Вот и получалось, что если всего днем раньше меня сдерживала какая-то мораль – как ни крути, а я собрался увести Машу из семьи, то теперь передо мной открывался чистый, светлый простор и карт-бланш от судьбы. Не просто можно украсть ее у мужа – нужно. Причем надо действовать как можно быстрее – пойди разбери, какой срок хитрая судьба установила ее супругу вместе со свекром. Хорошо если их казнят, скажем, только в ноябре – декабре будущего года. Хотя нет, не получается. У них же тут Новый год первого сентября, и потом начинается отсчет другого лета. То есть в запасе у меня не так уж много времени – от силы до августа, – и нужно действовать без промедления.

Поначалу я хотел уехать сразу, даже не дожидаясь свадьбы, хотя до нее осталось всего несколько дней. А куда деваться? Чужой невестой полюбуюсь, а свою упущу. Но потом приказал себе остыть, не пороть горячку и все как следует обдумать. Поразмыслив же, пришел к выводу, что уезжать мне не след. Первое – не с чем. В карманах шаром покати. Второе – вспомнил про дорогих гостей. Не я один буду в свадебных генералах – подъедут еще несколько, в том числе и князь Воротынский, чья племянница замужем за неким князем Долгоруким. Да не просто Долгоруким, но вдобавок Андреем, если я правильно запомнил рассказ Висковатого. Это шанс. Улыбнется мне веселое трио – бог Авось и богини Тихе и Фортуна, – и окажется, что этот Андрей и есть отец Маши, которую он выдал за Никиту Яковлю.

И нашел же муженька для дочки! Да я только из-за одной фамилии отказал бы. Совсем ему своего чада не жаль. Впрочем, ладно. Это к делу не относится. Словом, если удача окажется на моей стороне, то Михайла Иванович окажется внучатым дядькой моей Маши, а если нет, все одно – родич он Долгоруким. Потому и надо начинать именно с Воротынского, а через него выходить на всю семейку.

«Они думают, что я тут всесильный!» – негодовал Штирлиц, получив очередное задание Центра.

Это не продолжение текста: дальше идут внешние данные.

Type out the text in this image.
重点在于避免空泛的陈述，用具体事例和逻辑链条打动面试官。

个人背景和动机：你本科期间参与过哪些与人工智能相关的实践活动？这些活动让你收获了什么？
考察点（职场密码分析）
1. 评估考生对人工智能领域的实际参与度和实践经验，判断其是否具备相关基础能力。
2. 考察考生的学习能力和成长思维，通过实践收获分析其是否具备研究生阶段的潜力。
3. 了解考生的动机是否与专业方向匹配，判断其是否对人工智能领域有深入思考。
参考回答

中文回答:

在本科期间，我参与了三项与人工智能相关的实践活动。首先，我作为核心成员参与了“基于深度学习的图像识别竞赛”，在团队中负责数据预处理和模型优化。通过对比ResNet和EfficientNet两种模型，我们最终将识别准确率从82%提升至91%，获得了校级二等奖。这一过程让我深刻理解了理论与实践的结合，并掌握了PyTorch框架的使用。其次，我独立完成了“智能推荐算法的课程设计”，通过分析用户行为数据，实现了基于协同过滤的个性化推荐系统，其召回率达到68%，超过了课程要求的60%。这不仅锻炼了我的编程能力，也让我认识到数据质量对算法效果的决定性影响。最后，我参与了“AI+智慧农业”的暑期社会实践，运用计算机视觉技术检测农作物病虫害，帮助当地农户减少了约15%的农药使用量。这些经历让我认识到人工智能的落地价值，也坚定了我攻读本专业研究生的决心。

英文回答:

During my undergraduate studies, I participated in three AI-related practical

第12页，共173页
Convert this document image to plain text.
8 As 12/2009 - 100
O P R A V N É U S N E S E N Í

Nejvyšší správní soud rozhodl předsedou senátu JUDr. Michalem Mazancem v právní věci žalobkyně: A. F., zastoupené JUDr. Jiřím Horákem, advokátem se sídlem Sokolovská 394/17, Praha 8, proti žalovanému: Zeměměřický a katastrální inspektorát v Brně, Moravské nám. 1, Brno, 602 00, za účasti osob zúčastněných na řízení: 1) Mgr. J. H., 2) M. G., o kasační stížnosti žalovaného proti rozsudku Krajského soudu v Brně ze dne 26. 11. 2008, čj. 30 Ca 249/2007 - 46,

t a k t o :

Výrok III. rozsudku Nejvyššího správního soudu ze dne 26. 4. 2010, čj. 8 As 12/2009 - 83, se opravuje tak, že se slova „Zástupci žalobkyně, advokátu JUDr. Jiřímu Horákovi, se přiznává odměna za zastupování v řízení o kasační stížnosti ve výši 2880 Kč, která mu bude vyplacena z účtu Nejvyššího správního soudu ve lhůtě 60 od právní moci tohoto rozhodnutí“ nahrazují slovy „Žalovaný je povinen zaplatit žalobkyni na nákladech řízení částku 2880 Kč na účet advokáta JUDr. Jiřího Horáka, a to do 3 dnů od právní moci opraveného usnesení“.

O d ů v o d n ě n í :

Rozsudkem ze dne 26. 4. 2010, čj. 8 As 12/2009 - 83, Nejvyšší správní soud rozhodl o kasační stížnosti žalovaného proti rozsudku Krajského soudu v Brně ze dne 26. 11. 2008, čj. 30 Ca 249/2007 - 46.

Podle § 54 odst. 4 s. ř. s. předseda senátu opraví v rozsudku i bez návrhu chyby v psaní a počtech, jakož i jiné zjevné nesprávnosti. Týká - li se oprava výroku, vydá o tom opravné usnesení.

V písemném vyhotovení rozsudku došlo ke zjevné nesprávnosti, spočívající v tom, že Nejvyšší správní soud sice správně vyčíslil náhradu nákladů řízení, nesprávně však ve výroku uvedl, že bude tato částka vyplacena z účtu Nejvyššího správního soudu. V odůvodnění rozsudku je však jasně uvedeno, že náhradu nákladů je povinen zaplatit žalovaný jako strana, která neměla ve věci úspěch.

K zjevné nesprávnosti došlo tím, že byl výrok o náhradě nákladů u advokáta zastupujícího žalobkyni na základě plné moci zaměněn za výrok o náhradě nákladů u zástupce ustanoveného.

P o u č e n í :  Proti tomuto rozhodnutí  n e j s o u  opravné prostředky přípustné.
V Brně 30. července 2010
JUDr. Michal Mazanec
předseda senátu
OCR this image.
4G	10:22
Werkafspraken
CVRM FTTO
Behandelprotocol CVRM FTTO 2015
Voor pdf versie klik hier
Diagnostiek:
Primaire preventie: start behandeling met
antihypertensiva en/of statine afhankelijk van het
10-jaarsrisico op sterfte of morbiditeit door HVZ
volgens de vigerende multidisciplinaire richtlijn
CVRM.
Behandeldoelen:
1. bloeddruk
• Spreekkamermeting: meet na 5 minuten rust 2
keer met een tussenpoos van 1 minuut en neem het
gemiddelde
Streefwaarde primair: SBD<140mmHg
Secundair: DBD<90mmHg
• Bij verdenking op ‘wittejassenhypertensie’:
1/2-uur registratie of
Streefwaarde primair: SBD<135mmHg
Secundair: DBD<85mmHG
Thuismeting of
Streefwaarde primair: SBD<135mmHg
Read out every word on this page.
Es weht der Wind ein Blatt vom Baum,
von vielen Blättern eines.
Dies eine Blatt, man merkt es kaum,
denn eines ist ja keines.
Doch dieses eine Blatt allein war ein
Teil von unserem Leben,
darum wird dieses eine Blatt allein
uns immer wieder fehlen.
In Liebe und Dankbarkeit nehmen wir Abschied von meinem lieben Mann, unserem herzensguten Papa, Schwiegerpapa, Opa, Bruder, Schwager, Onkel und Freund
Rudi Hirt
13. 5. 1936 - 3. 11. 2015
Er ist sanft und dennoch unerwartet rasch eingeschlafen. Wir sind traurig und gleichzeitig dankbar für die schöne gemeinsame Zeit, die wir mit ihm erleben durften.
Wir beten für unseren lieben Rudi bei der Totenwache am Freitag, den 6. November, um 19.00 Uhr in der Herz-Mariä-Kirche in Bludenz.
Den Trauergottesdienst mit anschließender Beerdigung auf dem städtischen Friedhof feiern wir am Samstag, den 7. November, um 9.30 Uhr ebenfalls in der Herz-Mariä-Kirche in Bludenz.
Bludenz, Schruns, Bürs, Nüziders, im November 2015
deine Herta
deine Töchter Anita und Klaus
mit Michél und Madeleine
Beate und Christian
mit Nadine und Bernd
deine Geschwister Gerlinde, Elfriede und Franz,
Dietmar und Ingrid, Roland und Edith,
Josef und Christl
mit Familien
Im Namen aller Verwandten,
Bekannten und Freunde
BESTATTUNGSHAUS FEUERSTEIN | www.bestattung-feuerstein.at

Я не возмущался, хотя всесильным себя не считал. Просто знал – надо мне быть таким. Надо, и точка! Баста! И никаких! Нет у меня иного выхода. В смысле есть, но они меня не устраивают. Категорически.

– Совсем не о том ты помыслил, Борис Федорович, – спокойно заметил я, держа паузу и собираясь с мыслями. – Чую я, что неспроста государь на князя Воротынского разгневался. Не татары тому виной и не сакмагоны. Напуск на него кто-то по злобе своей сделал. И напуск этот как ком снежный – растет над главой его да комьями рассыпается, и, в кого угодит, тому тоже несдобровать.

Румянец с лица Бориса мгновенно схлынул, как не было его.

– Приглашен ведь он. Ныне отказать, так это… Вона почему у них все хужее с кажным днем. Выходит, и братанична в Горицком монастыре, коя померла, не просто так богу душу отдала, а… – И, не договорив, он в страхе уставился на меня.

– А в жизни просто так вообще ничего не бывает, – сурово заверил я, окинув Бориса скорбным взглядом.

Но, заметив, что парень и впрямь здорово напуган, немедленно сменил выражение на своем лице, изобразив спокойную деловитость и непоколебимую уверенность. И вовремя, поскольку Годунов немедленно принялся излагать вслух варианты вроде откладывания свадьбы в связи с внезапной болезнью жениха и прочие, которые мне явно не подходили. Время от времени он искоса поглядывал на меня, тем самым приглашая к обсуждению возникшей проблемы.

Уже одно это, насколько я понял за проведенные с ним дни, говорило о крайнем волнении. В иное время Годунов никогда бы себе такого не позволил. Никогда и ни за что. Это он только с виду простодушный и улыбчивый, а на самом деле слова лишнего не произнесет. И в нормальном состоянии он бы вначале все прикинул, обдумал, а уж потом открыл бы рот.